Contending With Moral Emotions

I want to highlight a less obvious dimension of the work we do at UUSJ — helping people heal from moral injury and reclaiming their agency — something that stands out to me given my background in healthcare.

Moral injury traditionally refers to the deep psychological and spiritual harm that arises when a person participates in, fails to prevent, or witnesses actions that violate their core moral beliefs. Increasingly, psychologists emphasize that people can be morally injured not only by what they do, but by what they see others do—especially when the wrongdoing is committed by leaders, institutions, or family members they once trusted.

The concepts of witness-based and vicarious moral injury describe the experience of individuals who observe harmful practices carried out by their community but feel unable to stop them, or whose resistance goes unheard. These individuals may speak out, advocate, or protest—yet still carry the inner wound of watching vulnerable people suffer while authority figures normalize or justify the harm. The resulting experience often includes feelings of betrayal, disorientation, and a painful sense of moral association with the wrongdoing.

For Unitarian Universalists, this can be acutely felt. At UUSJ, we consistently hear from such folks, especially when they are ready to act in fellowship to oppose and defy the further perpetuation of such harm. Many of our activities are designed to harness this tension and channel it toward meaningful, impactful purpose. (Isn’t that something worth supporting?)

Unfortunately, much of what we are witnessing in our nation today—attacks on democratic norms, assaults on human dignity, and the targeting of marginalized communities—directly contradicts our new, commonly held UU religious values and the eight Principles that came before. When society violates core commitments to equity, compassion, justice, and interdependence, UUs may experience not merely political distress but moral and spiritual injury, a rupture between covenantal values and public reality. We want the covenants we hold with each other to be held among our broader society. We yearn to see the universal family of humanity share in the blessings of our tradition. We want folks to come to it freely, stirred by the spirit, propelled by reason.

Although moral injury and PTSD often overlap, they arise from different emotional cores. PTSD is rooted in fear and threat, disrupting one’s sense of safety. Moral injury stems from violated conscience, marked by guilt, shame, anger, and betrayal. PTSD is a clinical diagnosis; moral injury is a psychological-spiritual condition that affects identity, meaning, trust, and community.
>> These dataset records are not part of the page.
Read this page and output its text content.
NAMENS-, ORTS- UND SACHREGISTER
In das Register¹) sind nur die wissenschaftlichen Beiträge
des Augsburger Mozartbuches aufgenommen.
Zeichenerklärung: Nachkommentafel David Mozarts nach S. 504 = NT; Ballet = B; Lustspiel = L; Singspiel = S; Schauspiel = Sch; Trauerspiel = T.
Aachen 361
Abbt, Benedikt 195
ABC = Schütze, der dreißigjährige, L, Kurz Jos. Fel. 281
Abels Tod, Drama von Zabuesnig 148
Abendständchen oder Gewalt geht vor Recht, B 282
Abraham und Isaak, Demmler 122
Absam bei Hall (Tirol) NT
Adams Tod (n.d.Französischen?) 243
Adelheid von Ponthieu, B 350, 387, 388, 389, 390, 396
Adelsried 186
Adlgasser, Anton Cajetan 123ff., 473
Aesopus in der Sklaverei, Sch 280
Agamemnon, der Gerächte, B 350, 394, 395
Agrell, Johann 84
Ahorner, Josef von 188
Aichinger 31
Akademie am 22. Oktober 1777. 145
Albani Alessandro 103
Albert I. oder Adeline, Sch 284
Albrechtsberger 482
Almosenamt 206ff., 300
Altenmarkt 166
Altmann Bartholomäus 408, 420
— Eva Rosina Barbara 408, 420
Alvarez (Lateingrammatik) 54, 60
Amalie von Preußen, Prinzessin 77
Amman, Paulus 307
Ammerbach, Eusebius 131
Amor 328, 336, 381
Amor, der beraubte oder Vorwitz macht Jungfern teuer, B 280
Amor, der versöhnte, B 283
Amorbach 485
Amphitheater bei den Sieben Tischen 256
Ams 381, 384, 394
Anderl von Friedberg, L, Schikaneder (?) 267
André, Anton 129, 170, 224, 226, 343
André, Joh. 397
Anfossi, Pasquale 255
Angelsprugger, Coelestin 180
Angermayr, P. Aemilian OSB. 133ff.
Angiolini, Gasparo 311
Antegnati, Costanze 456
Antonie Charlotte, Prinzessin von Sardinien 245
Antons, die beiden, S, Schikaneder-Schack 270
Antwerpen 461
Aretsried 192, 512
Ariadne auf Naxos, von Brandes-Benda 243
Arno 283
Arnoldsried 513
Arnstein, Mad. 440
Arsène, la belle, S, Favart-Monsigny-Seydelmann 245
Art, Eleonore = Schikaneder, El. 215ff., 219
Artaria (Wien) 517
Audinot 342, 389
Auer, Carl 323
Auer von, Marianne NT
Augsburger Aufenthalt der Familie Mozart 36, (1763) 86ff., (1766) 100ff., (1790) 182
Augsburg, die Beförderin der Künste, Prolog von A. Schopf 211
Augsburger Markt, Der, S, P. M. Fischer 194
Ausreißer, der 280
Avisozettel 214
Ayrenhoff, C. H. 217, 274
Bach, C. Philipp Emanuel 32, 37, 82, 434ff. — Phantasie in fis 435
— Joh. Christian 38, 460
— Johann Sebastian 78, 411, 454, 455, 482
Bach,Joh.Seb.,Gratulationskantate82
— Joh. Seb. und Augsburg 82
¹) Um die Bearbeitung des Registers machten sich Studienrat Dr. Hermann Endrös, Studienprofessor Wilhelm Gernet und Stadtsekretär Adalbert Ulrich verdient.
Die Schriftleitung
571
Many psychologists interpret moral injury as a form of complicated grief—grief not only for harmed people but for the loss of one’s moral world. When sustained over time, this grief can lead to psychological dysregulation, with symptoms such as emotional numbing, chronic stress activation, difficulty concentrating, irritability, insomnia, headaches, and spiritual disorientation. These patterns mirror the body’s response to prolonged unresolved grief and can affect long-term health.

Research suggests that individuals can begin healing moral injury through several practices:
• Acknowledging and naming moral emotions rather than suppressing them.
• Seeking support, including from faith groups, peers, therapists, or spiritual advisers.
• Practicing self-compassion and forgiveness, including structured moral reflection.
• Taking aligned moral action, such as engagement, advocacy, or service.

It’s that last item that most often reveals new allies and friends in the work at UUSJ when people are looking to restore coherence between values and behavior. Can you support our worthy, helpful, healing work? Work that brings UUs together in our power for solidarity and, for some, to reclaim agency.

Recognizing moral injury gives us language for these wounds and helps transform private anguish into shared moral commitment and collective healing. That is part of what we are about at UUSJ.